"Brewer’s book refreshingly explores writing pedagogy—and the voices of those teaching it—in meaningful and personal ways that will engage readers from start to finish"
—Community Literacy Journal
"The strength of her book lies in weaving New Literacy Studies and WPE scholarship together to better understand all teachers in writing programs and how the decisions we make are grounded in assumptions about writing and learning."

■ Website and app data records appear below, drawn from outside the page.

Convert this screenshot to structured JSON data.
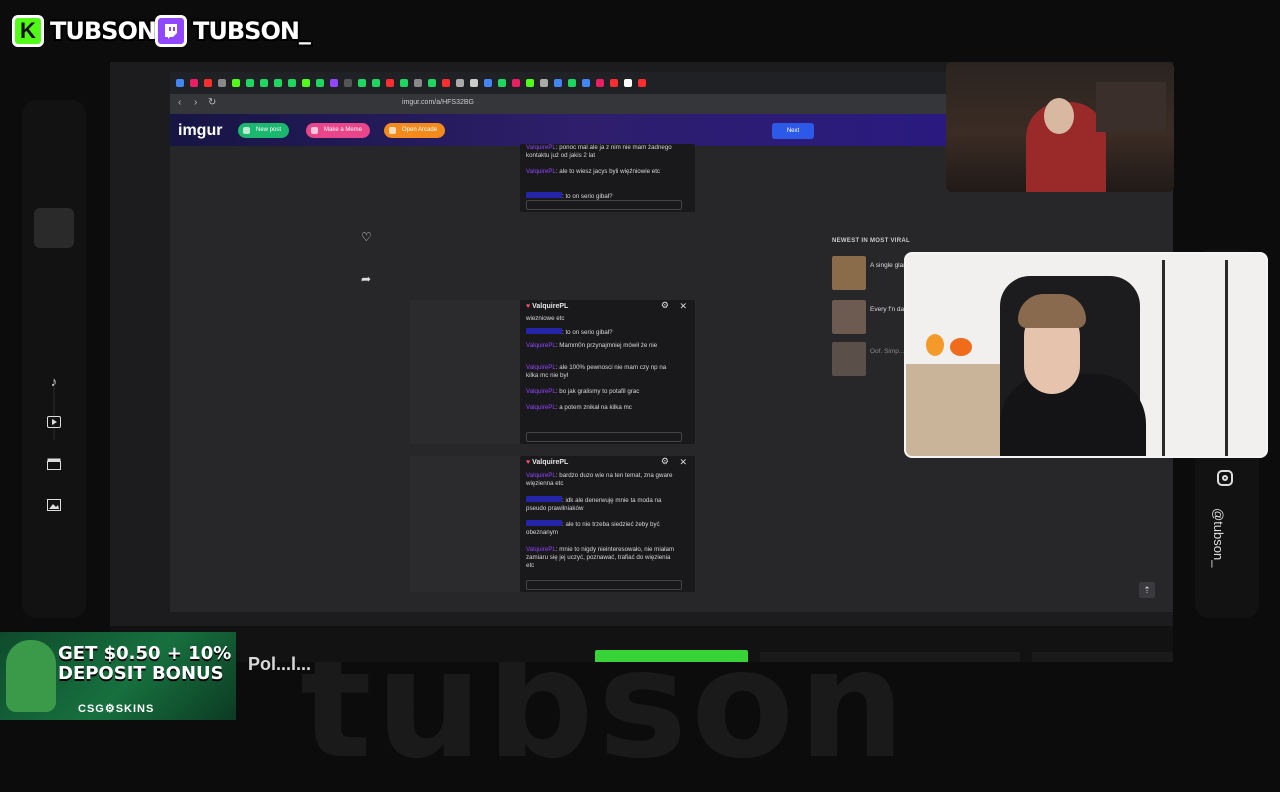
{
  "overlay": {
    "kick_handle": "TUBSON",
    "twitch_handle": "TUBSON_",
    "watermark": "tubson",
    "instagram_handle": "@tubson_",
    "bottom_label": "Pol...l..."
  },
  "browser": {
    "url": "imgur.com/a/HFS32BG",
    "imgur_logo": "imgur",
    "buttons": {
      "new_post": "New post",
      "make_meme": "Make a Meme",
      "open_arcade": "Open Arcade",
      "next": "Next"
    }
  },
  "chats": [
    {
      "user": "",
      "messages": [
        {
          "user": "ValquirePL",
          "text": ": ponoc mal ale ja z nim nie mam żadnego kontaktu już od jakis 2 lat"
        },
        {
          "user": "ValquirePL",
          "text": ": ale to wiesz jacys byli więźniowie etc"
        },
        {
          "user": "",
          "text": ": to on serio gibał?"
        }
      ]
    },
    {
      "user": "ValquirePL",
      "messages": [
        {
          "user": "",
          "text": "wiezniowe etc"
        },
        {
          "user": "",
          "text": ": to on serio gibał?"
        },
        {
          "user": "ValquirePL",
          "text": ": Mamm0n przynajmniej mówił że nie"
        },
        {
          "user": "ValquirePL",
          "text": ": ale 100% pewnosci nie mam czy np na kilka mc nie był"
        },
        {
          "user": "ValquirePL",
          "text": ": bo jak gralismy to potafil grac"
        },
        {
          "user": "ValquirePL",
          "text": ": a potem znikał na kilka mc"
        }
      ]
    },
    {
      "user": "ValquirePL",
      "messages": [
        {
          "user": "ValquirePL",
          "text": ": bardzo duzo wie na ten temat, zna gware więzienna etc"
        },
        {
          "user": "",
          "text": ": idk ale denerwuję mnie ta moda na pseudo prawilniaków"
        },
        {
          "user": "",
          "text": ": ale to nie trzeba siedzieć żeby być obeznanym"
        },
        {
          "user": "ValquirePL",
          "text": ": mnie to nigdy nieinteresowało, nie miałam zamiaru się jej uczyć, poznawać, trafiać do więzienia etc"
        }
      ]
    }
  ],
  "viral": {
    "title": "NEWEST IN MOST VIRAL",
    "items": [
      {
        "text": "A single glance can tell a story all its own."
      },
      {
        "text": "Every f'n day for years."
      },
      {
        "text": "Oof. Simp... though."
      }
    ]
  },
  "ad": {
    "headline_1": "GET $0.50 + 10%",
    "headline_2": "DEPOSIT BONUS",
    "brand": "CSG⚙SKINS"
  },
  "colors": {
    "kick_green": "#53fc18",
    "twitch_purple": "#9146ff",
    "imgur_next_blue": "#2d59e8",
    "green_bar": "#38d339"
  }
}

Addressing the often fraught and truncated nature of educating new writing instructors, Conceptions of Literacy proposes a theoretical framework for examining new graduate student instructors’ preexisting attitudes and beliefs about literacy. Based on an empirical study author Meaghan Brewer conducted with graduate students teaching first-year composition for the first time, Conceptions of Literacy draws on narratives, interviews, and classroom observations to describe the conceptions of literacy they have already unknowingly established and how these conceptions impact the way they teach in their own classrooms.
Brewer argues that conceptions of literacy undergird the work of writing instructors and that many of the anxieties around composition studies’ disciplinary status are related to the differences perceived between the field’s conceptions of literacy and those of the graduate instructors and adjuncts who teach the majority of composition courses. Conceptions of Literacy makes practical recommendations for how new graduate instructors can begin to perceive and interrogate their conceptions of literacy, which, while influential, are often too personal to recognize.
This book will be of interest to writing program administrators and graduate students enrolled in teaching methods courses, as well as scholars interested in graduate teacher education, literacy, and disciplinarity.